Things to Keep in Mind

  • This study might be subjected to selection bias. If COVID-19 testing was more likely in vitamin D users than nonusers, this might introduce a selection bias.   However, a significant association between the use of vitamin D supplements and receiving COVID-19 tests was not found in the study population 
  • In addition, COVID-19 tests were largely restricted to participants with symptoms in hospitals during the spring period,who might not represent the whole population in the United Kingdom. Therefore, caution should be taken in interpreting the observations.  
  • The information about vitamin D supplement use was collected a median of 10 years before the COVID-19 tests, meaning our results might only reflect the association between “ever” use of vitamin D supplements and the risk of COVID-19 infection. Potential effects of changes in the use of vitamin D supplements during the follow-up period cannot be ruled out 
  • Use of vitamin D supplements might be a marker for a healthier lifestyle or a higher socio-economic level, as compared with nonuse.  
  • Almost all the vitamin D users also took other supplements. However, no significant inverse association between use of other individual supplements and a risk of COVID-19 infection was observed. 
  • A previous study showed that low circulating vitamin D levels were associated with the severity of COVID-19. Therefore, the lack of data on the severity of COVID-19 is another limitation in this study. 

Author’s Conclusions

The habitual use of vitamin D supplements was associated with a lower risk of COVID-19 infection in the current study. However, the possibility that the observed inverse association was due to unmeasured related factors or bias related to subject participation cannot be ruled out, since a consistent inverse association between baseline serum vitamin D levels or genetically predicted vitamin D levels was not found. Further clinical trials are needed to verify the inverse association between the habitual use of vitamin D supplements and the risk of COVID-19 infection.

Study Design

  • Information on vitamin D supplement use was collected through the baseline touch-screen questionnaire (2006–2010).

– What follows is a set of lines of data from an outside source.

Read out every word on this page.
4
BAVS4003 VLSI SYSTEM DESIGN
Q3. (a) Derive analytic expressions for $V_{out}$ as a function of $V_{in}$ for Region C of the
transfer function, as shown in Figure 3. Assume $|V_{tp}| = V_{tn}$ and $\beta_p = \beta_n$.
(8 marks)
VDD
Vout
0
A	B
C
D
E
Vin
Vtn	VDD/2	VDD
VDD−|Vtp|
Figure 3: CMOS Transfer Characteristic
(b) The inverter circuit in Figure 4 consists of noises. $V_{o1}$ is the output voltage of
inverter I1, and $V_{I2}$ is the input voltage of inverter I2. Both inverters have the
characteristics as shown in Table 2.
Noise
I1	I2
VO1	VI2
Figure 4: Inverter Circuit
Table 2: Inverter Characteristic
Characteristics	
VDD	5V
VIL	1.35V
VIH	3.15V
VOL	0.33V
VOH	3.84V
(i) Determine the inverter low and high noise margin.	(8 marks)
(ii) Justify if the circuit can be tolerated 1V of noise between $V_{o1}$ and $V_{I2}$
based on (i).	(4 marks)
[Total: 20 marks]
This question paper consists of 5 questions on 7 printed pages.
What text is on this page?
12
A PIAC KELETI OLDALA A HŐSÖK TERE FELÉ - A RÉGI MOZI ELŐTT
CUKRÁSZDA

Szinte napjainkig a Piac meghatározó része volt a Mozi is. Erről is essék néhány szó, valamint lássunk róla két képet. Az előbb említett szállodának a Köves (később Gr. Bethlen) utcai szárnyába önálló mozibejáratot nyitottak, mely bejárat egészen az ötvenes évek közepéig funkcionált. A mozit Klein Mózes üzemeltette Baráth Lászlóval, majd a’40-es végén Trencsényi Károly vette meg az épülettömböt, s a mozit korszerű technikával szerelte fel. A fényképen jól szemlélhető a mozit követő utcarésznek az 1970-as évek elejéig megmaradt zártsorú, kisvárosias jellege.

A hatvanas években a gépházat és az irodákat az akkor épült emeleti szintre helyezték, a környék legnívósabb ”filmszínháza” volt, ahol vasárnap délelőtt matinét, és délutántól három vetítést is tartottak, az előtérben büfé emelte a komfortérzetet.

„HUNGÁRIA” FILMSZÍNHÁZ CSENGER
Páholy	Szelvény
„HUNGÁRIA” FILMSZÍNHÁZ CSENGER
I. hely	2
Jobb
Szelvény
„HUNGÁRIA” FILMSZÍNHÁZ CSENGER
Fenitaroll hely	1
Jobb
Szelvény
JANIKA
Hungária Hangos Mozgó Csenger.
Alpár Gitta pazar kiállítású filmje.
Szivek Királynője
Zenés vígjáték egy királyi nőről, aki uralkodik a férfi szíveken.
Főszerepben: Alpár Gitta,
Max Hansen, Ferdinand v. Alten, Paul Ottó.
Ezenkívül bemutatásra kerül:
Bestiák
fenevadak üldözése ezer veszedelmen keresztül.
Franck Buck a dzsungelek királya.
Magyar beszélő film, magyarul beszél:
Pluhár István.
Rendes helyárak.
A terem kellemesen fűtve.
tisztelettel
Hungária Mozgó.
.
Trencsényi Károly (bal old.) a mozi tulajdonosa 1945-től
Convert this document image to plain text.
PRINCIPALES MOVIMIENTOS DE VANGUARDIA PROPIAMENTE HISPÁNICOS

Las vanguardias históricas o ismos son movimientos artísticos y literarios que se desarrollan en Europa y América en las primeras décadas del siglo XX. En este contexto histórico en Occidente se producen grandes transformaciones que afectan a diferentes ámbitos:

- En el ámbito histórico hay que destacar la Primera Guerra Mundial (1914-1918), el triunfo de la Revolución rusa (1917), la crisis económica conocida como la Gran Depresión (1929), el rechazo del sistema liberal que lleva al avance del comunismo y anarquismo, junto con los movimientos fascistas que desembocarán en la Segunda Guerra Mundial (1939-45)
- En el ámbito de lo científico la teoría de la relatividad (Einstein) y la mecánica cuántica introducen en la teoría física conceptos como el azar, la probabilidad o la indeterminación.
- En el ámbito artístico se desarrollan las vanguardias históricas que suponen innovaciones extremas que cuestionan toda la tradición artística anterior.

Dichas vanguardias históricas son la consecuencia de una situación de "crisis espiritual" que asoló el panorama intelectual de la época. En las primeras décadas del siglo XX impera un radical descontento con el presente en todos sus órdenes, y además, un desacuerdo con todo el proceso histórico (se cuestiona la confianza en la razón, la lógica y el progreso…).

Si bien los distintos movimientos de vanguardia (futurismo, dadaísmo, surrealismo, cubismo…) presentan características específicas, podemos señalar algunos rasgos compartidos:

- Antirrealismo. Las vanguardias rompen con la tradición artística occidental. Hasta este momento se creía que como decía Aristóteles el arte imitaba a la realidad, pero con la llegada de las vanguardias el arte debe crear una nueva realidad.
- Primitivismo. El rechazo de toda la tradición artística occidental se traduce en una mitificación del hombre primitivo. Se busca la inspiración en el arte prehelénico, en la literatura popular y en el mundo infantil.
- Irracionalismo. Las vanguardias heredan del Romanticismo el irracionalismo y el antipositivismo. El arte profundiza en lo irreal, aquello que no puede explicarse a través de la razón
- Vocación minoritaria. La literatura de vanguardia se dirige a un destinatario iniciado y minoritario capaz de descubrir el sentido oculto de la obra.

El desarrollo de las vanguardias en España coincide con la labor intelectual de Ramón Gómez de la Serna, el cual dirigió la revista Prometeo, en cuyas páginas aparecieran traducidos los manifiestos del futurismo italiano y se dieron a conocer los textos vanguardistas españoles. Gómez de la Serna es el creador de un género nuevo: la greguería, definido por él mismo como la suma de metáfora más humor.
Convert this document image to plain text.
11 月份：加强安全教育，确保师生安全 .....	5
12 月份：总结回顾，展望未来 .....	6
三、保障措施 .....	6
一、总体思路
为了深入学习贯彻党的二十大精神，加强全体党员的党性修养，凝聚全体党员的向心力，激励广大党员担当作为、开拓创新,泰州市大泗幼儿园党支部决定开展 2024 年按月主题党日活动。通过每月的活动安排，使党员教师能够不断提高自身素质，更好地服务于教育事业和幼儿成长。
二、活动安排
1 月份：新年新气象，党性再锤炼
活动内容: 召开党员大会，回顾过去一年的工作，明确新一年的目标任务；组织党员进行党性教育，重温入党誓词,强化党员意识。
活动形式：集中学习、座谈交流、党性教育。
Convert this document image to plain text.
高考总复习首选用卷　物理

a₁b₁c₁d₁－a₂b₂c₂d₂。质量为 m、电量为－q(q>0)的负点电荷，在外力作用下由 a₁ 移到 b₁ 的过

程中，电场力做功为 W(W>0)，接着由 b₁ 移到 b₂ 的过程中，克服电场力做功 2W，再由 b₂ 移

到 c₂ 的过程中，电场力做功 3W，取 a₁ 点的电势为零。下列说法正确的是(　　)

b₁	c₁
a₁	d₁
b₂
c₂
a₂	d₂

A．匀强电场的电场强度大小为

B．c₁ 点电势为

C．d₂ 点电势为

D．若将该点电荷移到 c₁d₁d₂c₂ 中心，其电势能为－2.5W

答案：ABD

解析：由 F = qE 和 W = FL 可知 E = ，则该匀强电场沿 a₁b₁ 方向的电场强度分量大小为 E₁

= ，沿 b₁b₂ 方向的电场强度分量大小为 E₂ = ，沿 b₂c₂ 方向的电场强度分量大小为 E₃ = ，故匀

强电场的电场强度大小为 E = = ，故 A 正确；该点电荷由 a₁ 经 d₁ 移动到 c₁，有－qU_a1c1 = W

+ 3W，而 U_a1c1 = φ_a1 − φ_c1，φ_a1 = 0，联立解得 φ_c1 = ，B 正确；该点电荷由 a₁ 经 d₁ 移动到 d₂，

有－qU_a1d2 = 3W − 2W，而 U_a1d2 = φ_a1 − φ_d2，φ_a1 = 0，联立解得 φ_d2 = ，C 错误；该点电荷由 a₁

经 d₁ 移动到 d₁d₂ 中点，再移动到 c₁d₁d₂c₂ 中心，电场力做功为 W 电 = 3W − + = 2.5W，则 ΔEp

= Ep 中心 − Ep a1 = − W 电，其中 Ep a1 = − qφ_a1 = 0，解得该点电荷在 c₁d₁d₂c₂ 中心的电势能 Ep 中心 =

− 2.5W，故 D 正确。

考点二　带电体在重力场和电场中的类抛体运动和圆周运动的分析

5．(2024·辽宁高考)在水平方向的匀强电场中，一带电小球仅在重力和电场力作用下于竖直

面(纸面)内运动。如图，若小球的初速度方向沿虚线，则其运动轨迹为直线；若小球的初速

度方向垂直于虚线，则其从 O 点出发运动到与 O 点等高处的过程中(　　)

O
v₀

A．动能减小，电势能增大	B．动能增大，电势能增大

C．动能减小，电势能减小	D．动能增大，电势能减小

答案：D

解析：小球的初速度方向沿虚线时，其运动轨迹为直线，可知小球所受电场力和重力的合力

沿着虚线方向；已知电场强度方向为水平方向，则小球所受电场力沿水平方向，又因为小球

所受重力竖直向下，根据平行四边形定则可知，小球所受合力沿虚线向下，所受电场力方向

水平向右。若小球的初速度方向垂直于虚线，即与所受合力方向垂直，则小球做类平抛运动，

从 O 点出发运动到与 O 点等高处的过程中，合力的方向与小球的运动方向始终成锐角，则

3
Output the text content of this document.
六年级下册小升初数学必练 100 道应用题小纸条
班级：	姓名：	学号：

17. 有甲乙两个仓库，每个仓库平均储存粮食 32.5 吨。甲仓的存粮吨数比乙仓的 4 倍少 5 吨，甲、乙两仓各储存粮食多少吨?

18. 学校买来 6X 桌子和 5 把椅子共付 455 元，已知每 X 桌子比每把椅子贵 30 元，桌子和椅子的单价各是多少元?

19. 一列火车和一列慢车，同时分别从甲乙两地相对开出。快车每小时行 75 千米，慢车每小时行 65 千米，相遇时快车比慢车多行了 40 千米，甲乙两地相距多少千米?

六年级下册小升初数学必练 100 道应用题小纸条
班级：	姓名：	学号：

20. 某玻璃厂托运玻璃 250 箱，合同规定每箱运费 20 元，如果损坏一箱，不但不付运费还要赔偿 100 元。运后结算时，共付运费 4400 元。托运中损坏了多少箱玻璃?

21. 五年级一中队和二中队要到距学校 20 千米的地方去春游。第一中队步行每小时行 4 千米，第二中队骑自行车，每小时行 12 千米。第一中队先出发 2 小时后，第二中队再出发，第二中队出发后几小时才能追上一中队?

Participants were asked “Do you regularly take any of the following?”. The available options included vitamins A, B, C, D and E; folic acid; a multivitamin; calcium; zinc; iron; selenium; glucosamine; fish oil; “prefer not to answer;” and “none of the above.” If a participant selected “prefer not to answer,” it was treated as a missing variable and excluded from the analysis.  
  • The questionnaire also identified confounders at baseline (2006–2010), including age, sex, race, assessment centers, education level, Townsend deprivation index (TDI; TDI is composite measure of deprivation based on unemployment, non–car ownership, no non- home ownership, and household overcrowding); physical activity, smoking status, alcohol intake, and dietary intakes (red meat, vegetable, fruit and fish intake).  
  • Obesity was defined as a BMI ≥30 kg/m2. Medical histories of hypertension, hypercholesterolemia, diabetes, cardiovascular disease, cancer and chronic obstructive pulmonary disease were also recorded. 
  • The primary outcome for the current study was the risk of COVID-19 infection.  The vast majority of samples tested for COVID-19 were from combined nose/throat swabs that were transported in a medium suitable for PCR testing to be performed. 
  • Logistic regression models were used to calculate the ORs when comparing COVID-19 infection rates in participants who did and did not use vitamin D supplements. Potential confounders were adjusted in these models. 

Reference

Ma H, Zhou T, Heianza Y, Qi L. Habitual use of vitamin D supplements and risk of coronavirus disease 2019 (COVID-19) infection: a prospective study in UK Biobank. Am J Clin Nutr. 2021 Jan 29:nqaa381. doi: 10.1093/ajcn/nqaa381. Epub ahead of print. PMID: 33515005; PMCID: PMC7929381.